The fieldwork included:

  • Group discussions, paired depth interviews and individual depth interviews were conducted at Wakefield, Derbyshire, Leeds, Cheshire, Staffordshire, Barking and Dagenham and Redbridge in February and March 2008 by Dr Foster Intelligence. Those who took part included:

  • PCT and local authority commissioners and directors of services for older people

  • social services managers and staff

  • public health advisers and health promotion specialists

  • occupational therapists working with older people

  • GPs

  • practice nurses

  • community pharmacists

  • residential care managers, activity coordinators and staff

  • domiciliary care managers and staff

  • voluntary sector workers who provide services for or represent the views of older people.

  • A group discussion with older people in residential care and their carers was carried out in Staffordshire by Dr Foster Intelligence.

The main issues arising from these sessions are set out in appendix C under fieldwork findings. The full fieldwork report 'Occupational therapy and physical activity interventions to promote the mental wellbeing of older people in primary care and residential care: fieldwork report' is available online.

How PHIAC formulated the recommendations

At its meetings in September 2007, November 2007, April 2008 and June 2008, PHIAC considered the evidence of effectiveness and cost effectiveness of interventions to promote the mental wellbeing of older people to determine:

  • whether there was sufficient evidence (in terms of quantity, quality and applicability) to form a judgement

  • whether, on balance, the evidence demonstrates that the intervention is effective or ineffective, or whether it is equivocal

  • where there is an effect, the typical size of the effect.

PHIAC developed draft recommendations through informal consensus, based on the following criteria.

  • Strength (quality and quantity) of evidence of effectiveness and its applicability to the populations/settings referred to in the scope.

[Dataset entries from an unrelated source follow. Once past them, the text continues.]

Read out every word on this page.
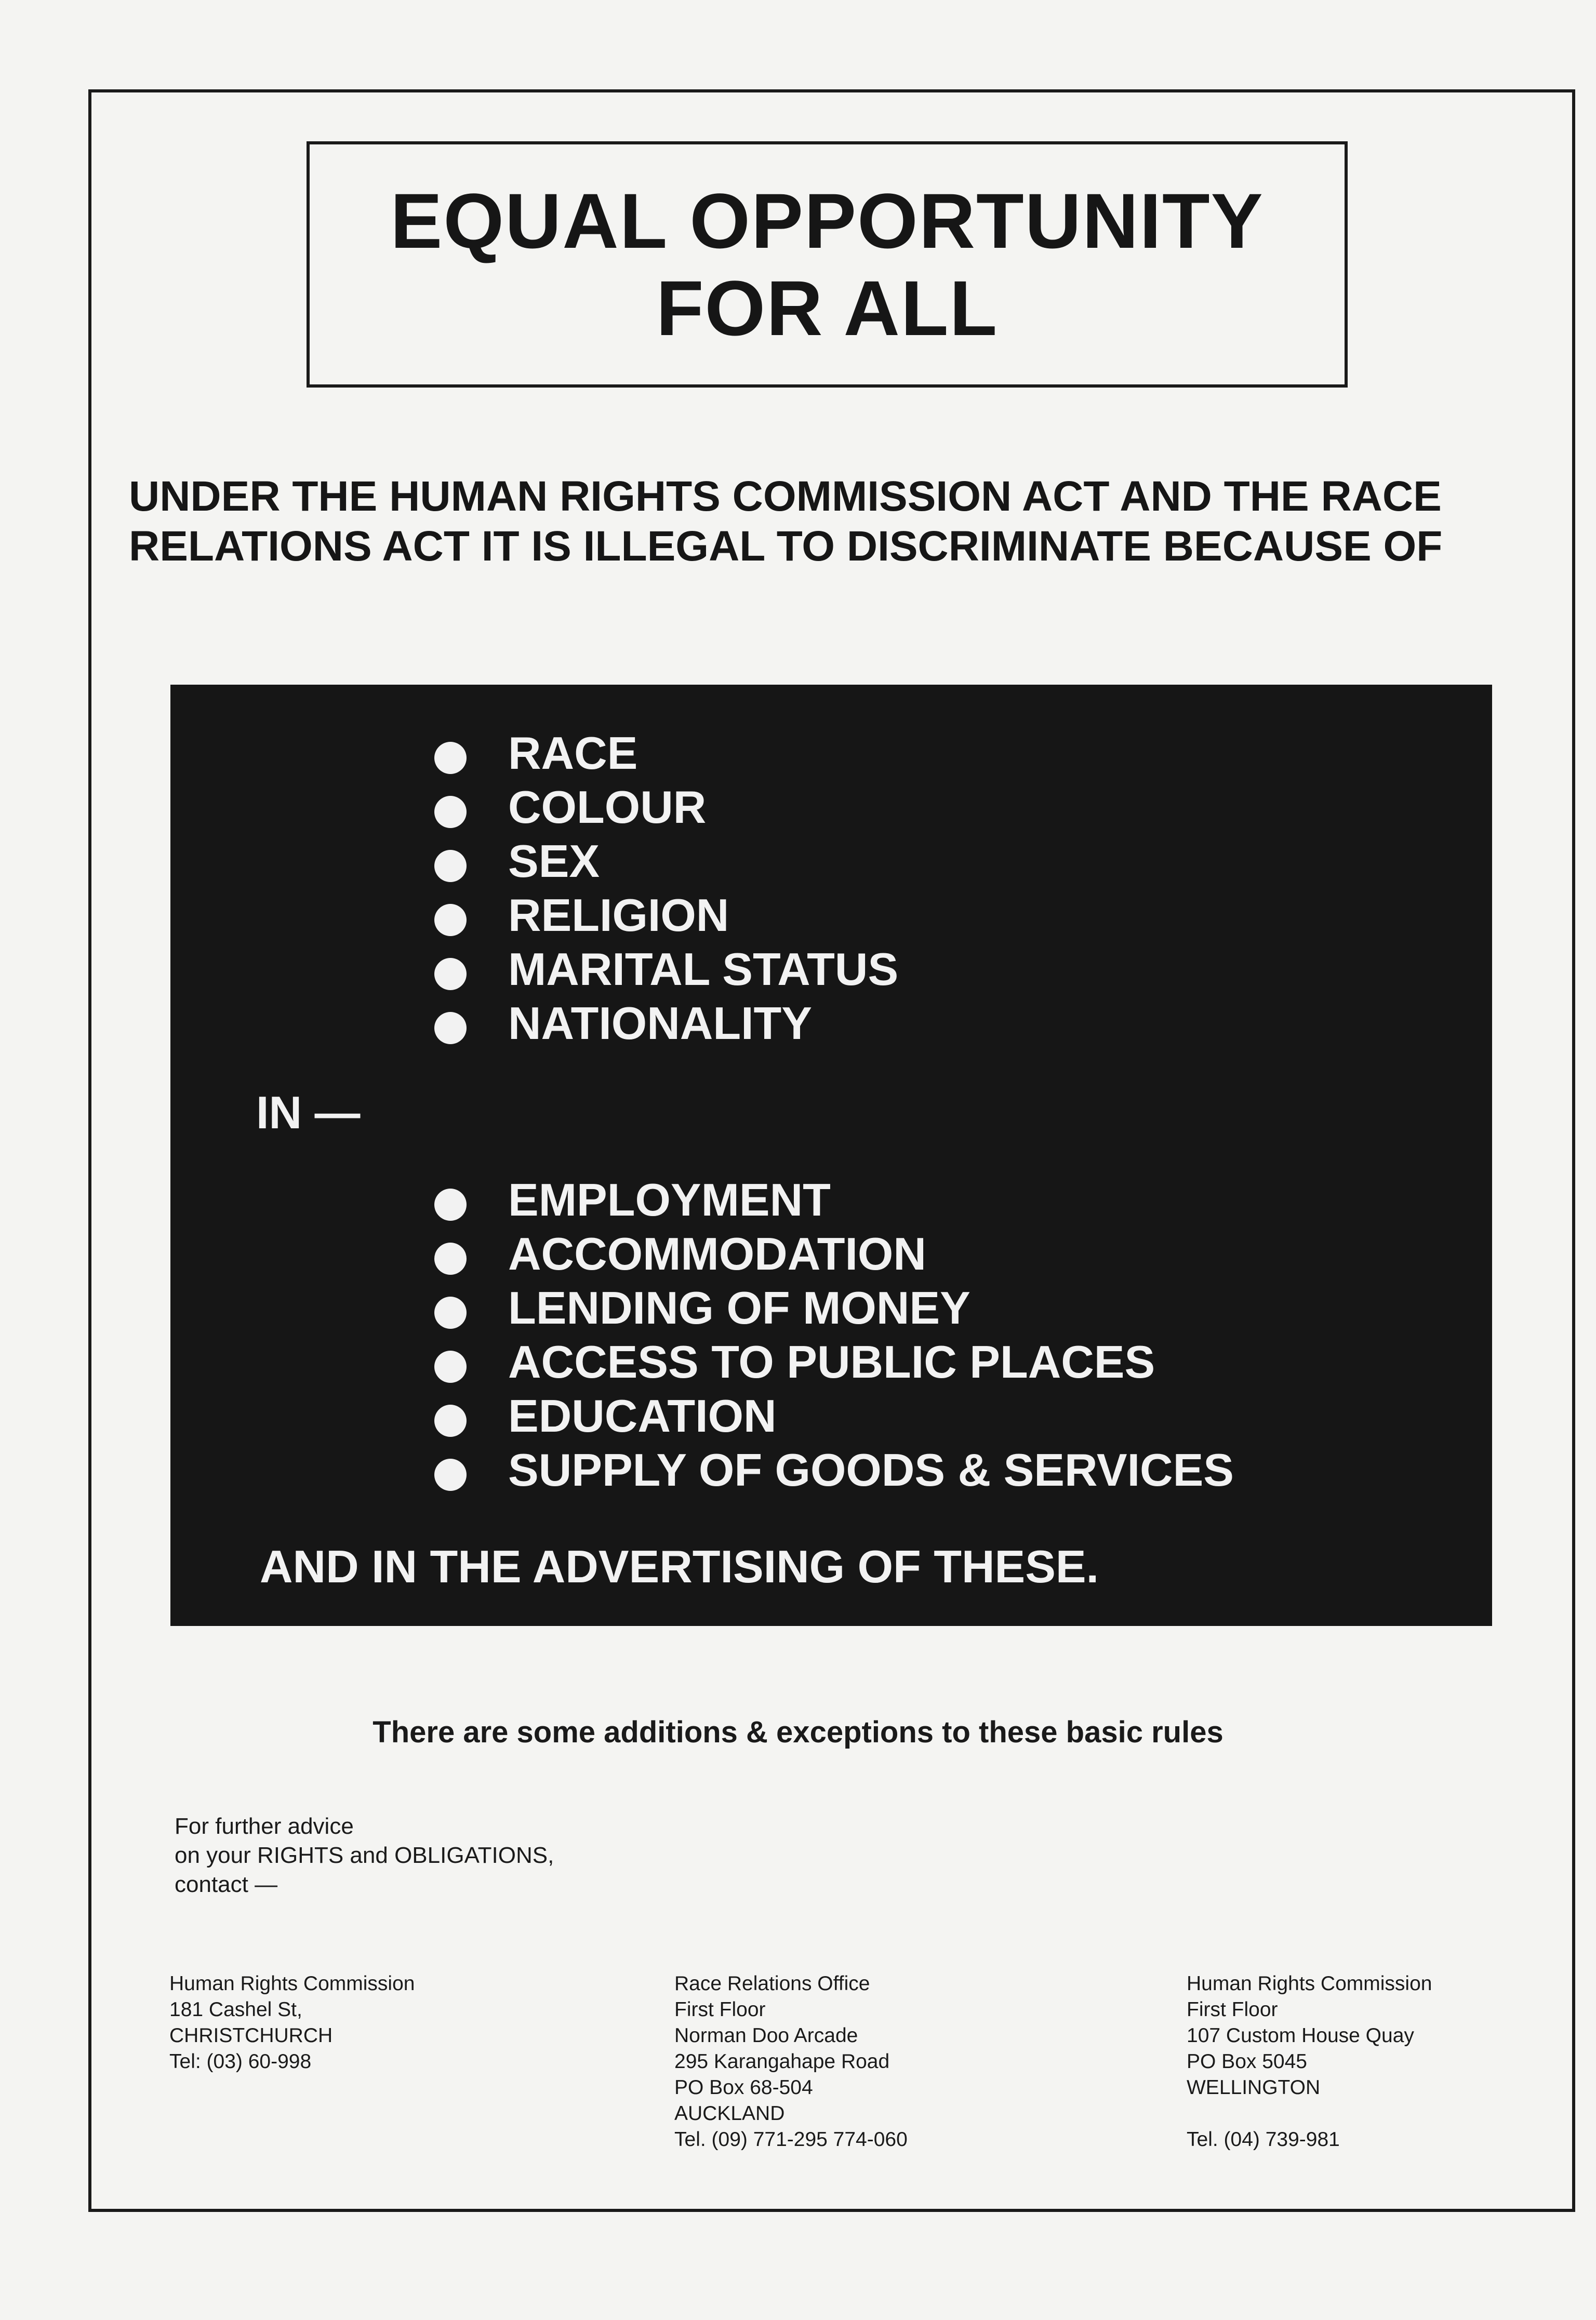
EQUAL OPPORTUNITY
FOR ALL
UNDER THE HUMAN RIGHTS COMMISSION ACT AND THE RACE
RELATIONS ACT IT IS ILLEGAL TO DISCRIMINATE BECAUSE OF
RACE
COLOUR
SEX
RELIGION
MARITAL STATUS
NATIONALITY
IN —
EMPLOYMENT
ACCOMMODATION
LENDING OF MONEY
ACCESS TO PUBLIC PLACES
EDUCATION
SUPPLY OF GOODS & SERVICES
AND IN THE ADVERTISING OF THESE.
There are some additions & exceptions to these basic rules
For further advice
on your RIGHTS and OBLIGATIONS,
contact —
Human Rights Commission
181 Cashel St,
CHRISTCHURCH
Tel: (03) 60-998
Race Relations Office
First Floor
Norman Doo Arcade
295 Karangahape Road
PO Box 68-504
AUCKLAND
Tel. (09) 771-295 774-060
Human Rights Commission
First Floor
107 Custom House Quay
PO Box 5045
WELLINGTON
Tel. (04) 739-981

  • Effect size and potential impact on population health and/or reducing inequalities in health.

  • Cost effectiveness (for the NHS and other public sector organisations).

  • Balance of risks and benefits.

  • Ease of implementation and the anticipated extent of change in practice that would be required.

Where possible, recommendations were linked to an evidence statement(s) (see appendix C for details). Where a recommendation was inferred from the evidence this was indicated by the reference 'IDE' (inference derived from the evidence).

The draft guidance, including the recommendations, was released for consultation in February 2008. At its meetings in April 2008 and June 2008 PHIAC considered comments from stakeholders and the results from fieldwork and amended the guidance. The guidance was signed off by the NICE Guidance Executive in September 2008.